How can we find $m_2$ such that $m \equiv m_1 m_2 \pmod n$ ? Let $m, m_1 \in (\mathbb{Z}/n\mathbb{Z})^{\times}$. 
How can we find $m_2$ such that $m \equiv m_1 m_2 \pmod n$ ?? 
Coud you give me some hints?? 
 A: Hint $\,\ \exists x\!:\ ax \equiv b \pmod n \iff \exists x,y\!:\ ax+ny = b \iff (a,n)\mid b,\ $ by Bezout.
When it holds $\,\color{#c00}{(a,n)c = b},\,$  so scaling $ $ Bezout: $\, aj+nk = \color{#c00}{(a,n)}\ $ by $\,\color{#c00}c\,$ yields a solution.
A: It does not always exist if $m$ and $m_1$ are arbitrary integers, more precisely, it exists if and only if $g\mid m$, where $g=\gcd(n,m_1)$ (however, this is the case in your problem since by definition $m_1$ is invertible modulo $n$). You can try to prove this by your own using the fact that for every pair of integers $p,q$ there exist integers $x,y$ such that
$$\gcd(p,q)=xp+yq$$
(those integers can be found using euclidean algorithm which gives the algorithm you're looking for).
A: First notice that it doesn't always have a solution (for example, let $n=6$, $m_1=2$ and $m=1$). It has a solution $iff$ $gcd(n,m_1)|m$.
Supposing that $gcd(n,m_1)|m$, you can always solve this equation.
First consider the case in which $gcd(n,m_1)=1$.
There are several ways to solve that, but one is to find the inverse of $m_1 \ mod\ n$. i.e. to find $m_2^*$ such that $m_1.m_2^*=1 \ mod \ n$.$^+$ Then it's not hard to see that your answer will be the remainder of division of $m_2^*.m$ by $n$.
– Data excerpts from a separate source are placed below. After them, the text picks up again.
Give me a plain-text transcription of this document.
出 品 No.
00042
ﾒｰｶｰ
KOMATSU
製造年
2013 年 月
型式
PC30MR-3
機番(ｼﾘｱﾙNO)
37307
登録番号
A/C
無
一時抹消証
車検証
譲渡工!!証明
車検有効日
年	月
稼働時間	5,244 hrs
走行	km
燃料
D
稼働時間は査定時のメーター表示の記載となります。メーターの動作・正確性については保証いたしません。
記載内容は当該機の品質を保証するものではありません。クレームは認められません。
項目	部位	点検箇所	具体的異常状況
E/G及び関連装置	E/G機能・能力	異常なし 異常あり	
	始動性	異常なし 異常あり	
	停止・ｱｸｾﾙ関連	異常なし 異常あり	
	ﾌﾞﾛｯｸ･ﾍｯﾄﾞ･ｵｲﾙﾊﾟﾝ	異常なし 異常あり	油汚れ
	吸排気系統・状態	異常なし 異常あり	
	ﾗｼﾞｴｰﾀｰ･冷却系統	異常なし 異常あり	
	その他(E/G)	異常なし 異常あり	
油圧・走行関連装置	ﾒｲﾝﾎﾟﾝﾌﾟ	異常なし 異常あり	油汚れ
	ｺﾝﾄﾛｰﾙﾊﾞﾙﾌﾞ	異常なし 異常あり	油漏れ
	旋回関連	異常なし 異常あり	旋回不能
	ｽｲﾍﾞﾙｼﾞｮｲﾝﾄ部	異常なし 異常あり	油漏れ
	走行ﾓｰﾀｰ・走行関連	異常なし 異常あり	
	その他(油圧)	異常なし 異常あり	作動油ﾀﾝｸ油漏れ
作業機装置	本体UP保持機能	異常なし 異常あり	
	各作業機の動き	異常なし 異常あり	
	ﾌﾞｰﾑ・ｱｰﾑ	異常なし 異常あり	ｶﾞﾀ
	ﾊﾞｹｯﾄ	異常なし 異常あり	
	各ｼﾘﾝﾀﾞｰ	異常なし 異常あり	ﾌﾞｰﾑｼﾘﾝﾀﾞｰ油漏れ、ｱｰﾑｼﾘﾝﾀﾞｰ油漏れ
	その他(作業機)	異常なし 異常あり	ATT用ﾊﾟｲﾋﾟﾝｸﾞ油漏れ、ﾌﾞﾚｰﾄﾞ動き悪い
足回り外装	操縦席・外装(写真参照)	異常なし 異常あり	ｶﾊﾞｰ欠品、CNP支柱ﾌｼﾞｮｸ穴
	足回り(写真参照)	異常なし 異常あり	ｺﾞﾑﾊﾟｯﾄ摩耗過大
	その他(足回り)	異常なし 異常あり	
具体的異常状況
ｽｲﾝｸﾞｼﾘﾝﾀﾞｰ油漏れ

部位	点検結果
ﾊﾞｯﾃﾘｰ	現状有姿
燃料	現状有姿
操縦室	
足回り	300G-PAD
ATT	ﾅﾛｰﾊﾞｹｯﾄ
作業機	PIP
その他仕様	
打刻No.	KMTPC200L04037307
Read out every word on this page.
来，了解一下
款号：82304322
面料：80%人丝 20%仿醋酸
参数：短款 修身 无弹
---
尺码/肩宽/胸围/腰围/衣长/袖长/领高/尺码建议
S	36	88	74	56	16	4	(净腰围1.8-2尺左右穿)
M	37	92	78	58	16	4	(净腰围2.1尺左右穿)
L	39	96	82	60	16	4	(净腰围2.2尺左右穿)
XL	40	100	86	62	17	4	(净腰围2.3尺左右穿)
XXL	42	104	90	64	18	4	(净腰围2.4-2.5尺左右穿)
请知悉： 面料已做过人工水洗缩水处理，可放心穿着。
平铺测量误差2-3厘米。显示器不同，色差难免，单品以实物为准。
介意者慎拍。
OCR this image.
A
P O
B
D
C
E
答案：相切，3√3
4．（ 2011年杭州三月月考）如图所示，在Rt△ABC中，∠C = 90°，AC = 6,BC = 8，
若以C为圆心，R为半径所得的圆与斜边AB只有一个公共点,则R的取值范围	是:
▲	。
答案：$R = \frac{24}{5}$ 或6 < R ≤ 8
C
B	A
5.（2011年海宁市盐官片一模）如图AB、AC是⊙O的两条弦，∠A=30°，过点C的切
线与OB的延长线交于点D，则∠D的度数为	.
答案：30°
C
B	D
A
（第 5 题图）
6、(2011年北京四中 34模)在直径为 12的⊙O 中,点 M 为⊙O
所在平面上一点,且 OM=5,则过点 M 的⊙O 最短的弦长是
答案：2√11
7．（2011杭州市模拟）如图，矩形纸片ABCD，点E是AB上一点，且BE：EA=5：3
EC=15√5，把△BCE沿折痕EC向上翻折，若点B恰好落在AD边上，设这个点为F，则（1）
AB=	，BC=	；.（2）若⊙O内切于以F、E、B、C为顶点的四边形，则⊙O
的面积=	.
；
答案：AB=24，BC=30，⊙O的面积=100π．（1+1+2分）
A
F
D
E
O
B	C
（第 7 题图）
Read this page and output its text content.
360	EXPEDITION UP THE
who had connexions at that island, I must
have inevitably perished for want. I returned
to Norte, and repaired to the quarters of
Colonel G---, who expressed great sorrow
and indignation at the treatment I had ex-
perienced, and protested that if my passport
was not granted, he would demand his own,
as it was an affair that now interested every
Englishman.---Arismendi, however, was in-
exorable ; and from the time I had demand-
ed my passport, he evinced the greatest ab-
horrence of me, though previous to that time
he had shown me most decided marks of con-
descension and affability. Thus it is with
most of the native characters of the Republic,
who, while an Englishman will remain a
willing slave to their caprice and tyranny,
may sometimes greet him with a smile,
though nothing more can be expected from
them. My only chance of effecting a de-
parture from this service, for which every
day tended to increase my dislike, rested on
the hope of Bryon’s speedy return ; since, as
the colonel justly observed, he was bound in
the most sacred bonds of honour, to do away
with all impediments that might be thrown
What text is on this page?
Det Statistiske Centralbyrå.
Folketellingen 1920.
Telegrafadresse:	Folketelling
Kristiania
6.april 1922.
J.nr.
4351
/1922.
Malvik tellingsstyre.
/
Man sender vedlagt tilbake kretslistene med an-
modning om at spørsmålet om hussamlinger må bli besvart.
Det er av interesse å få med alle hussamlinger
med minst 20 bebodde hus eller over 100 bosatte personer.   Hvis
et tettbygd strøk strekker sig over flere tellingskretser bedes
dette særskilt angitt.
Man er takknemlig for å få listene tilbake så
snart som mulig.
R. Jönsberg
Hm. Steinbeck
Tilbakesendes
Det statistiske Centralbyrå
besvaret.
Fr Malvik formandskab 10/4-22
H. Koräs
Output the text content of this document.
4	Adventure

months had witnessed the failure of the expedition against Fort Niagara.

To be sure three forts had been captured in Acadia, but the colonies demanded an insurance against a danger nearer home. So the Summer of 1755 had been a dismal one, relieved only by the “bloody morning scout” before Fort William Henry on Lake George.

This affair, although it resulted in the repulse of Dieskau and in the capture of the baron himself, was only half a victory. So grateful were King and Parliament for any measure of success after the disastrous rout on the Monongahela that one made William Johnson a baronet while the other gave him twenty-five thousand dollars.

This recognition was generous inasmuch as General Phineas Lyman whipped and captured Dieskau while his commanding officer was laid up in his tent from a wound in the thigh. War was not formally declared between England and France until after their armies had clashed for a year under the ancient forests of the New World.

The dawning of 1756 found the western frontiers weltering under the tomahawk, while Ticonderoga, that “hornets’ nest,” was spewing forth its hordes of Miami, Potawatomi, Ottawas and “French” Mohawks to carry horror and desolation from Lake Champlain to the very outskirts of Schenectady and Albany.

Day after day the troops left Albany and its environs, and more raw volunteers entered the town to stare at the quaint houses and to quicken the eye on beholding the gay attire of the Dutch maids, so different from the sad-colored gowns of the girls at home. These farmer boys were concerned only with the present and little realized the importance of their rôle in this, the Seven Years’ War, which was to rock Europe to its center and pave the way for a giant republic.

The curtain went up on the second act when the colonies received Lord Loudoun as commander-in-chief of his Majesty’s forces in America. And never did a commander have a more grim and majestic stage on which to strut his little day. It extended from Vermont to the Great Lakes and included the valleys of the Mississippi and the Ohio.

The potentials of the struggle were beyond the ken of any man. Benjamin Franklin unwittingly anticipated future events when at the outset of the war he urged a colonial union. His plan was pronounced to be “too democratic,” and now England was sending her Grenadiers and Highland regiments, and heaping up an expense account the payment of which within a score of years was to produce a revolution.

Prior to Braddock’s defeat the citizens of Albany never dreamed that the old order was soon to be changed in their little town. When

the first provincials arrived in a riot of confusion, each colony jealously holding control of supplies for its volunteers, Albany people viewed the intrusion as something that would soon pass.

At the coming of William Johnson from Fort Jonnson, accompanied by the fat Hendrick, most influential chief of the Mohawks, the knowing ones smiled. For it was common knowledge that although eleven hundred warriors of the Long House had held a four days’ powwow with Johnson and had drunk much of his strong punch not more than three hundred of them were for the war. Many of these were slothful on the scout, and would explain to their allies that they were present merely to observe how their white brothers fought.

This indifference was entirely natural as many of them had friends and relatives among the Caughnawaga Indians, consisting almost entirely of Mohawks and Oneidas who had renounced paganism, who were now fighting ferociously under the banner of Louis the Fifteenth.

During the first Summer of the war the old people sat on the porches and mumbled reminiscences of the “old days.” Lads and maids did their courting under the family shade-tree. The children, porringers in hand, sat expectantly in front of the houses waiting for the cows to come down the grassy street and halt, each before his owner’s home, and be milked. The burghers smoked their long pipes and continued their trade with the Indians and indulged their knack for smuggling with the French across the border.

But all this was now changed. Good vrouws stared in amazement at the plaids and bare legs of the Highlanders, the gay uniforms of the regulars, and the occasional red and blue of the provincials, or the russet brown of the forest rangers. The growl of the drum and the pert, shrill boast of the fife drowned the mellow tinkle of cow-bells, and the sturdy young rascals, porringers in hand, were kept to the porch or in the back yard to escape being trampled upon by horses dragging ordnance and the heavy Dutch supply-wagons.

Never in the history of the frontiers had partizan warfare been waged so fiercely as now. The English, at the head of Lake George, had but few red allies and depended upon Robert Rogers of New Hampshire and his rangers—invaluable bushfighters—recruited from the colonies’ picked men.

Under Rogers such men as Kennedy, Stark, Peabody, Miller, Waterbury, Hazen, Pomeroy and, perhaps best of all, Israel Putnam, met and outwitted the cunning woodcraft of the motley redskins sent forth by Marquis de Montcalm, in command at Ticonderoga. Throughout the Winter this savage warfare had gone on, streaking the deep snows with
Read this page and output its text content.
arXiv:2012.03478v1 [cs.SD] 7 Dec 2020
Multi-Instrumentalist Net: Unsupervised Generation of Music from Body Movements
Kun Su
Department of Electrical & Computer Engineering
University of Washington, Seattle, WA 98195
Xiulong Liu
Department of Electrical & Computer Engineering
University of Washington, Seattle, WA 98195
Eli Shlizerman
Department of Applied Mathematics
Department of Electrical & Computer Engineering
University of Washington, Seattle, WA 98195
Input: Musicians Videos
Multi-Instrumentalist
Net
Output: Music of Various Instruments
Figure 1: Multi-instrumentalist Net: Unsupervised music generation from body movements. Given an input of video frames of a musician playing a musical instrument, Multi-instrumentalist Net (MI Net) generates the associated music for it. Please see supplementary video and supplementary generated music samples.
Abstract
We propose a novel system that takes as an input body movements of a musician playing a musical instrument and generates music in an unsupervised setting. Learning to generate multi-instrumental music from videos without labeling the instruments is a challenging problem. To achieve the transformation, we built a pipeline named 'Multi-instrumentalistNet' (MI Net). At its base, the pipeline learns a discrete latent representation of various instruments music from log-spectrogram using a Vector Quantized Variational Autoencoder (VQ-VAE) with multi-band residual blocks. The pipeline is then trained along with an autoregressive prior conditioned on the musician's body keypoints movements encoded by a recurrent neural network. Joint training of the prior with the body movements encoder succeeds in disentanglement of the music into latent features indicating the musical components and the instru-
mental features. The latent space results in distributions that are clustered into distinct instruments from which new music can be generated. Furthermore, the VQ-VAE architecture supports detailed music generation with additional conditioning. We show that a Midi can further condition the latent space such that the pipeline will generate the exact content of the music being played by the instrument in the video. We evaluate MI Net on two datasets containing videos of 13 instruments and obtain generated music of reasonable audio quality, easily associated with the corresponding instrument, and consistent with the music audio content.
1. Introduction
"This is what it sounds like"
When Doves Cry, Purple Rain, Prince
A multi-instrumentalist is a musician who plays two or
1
For the case in which $gcd(n,m_1)=d>1$, you could divide the equation by $d$, and solve something like $m_1'.m_2'=m/d \ (mod \ n/d)$ in which $m_1'=m_1/d$ and $m_2'=m_2/d$, just like above. Then your answers for $m_2$ will be $m_2'$,$m_2'+m/d$,$m_2'+2m/d$,...$m_2'+(d-1)m/d$.
$^+$to solve the equation $ax=1 \ mod \ n$ when $gcd(n,a)=1$, use Euclid algorithm to find s and t such that $ns+at=1$ (Bezout's theorem), then you will have $x=t \ mod \ n$.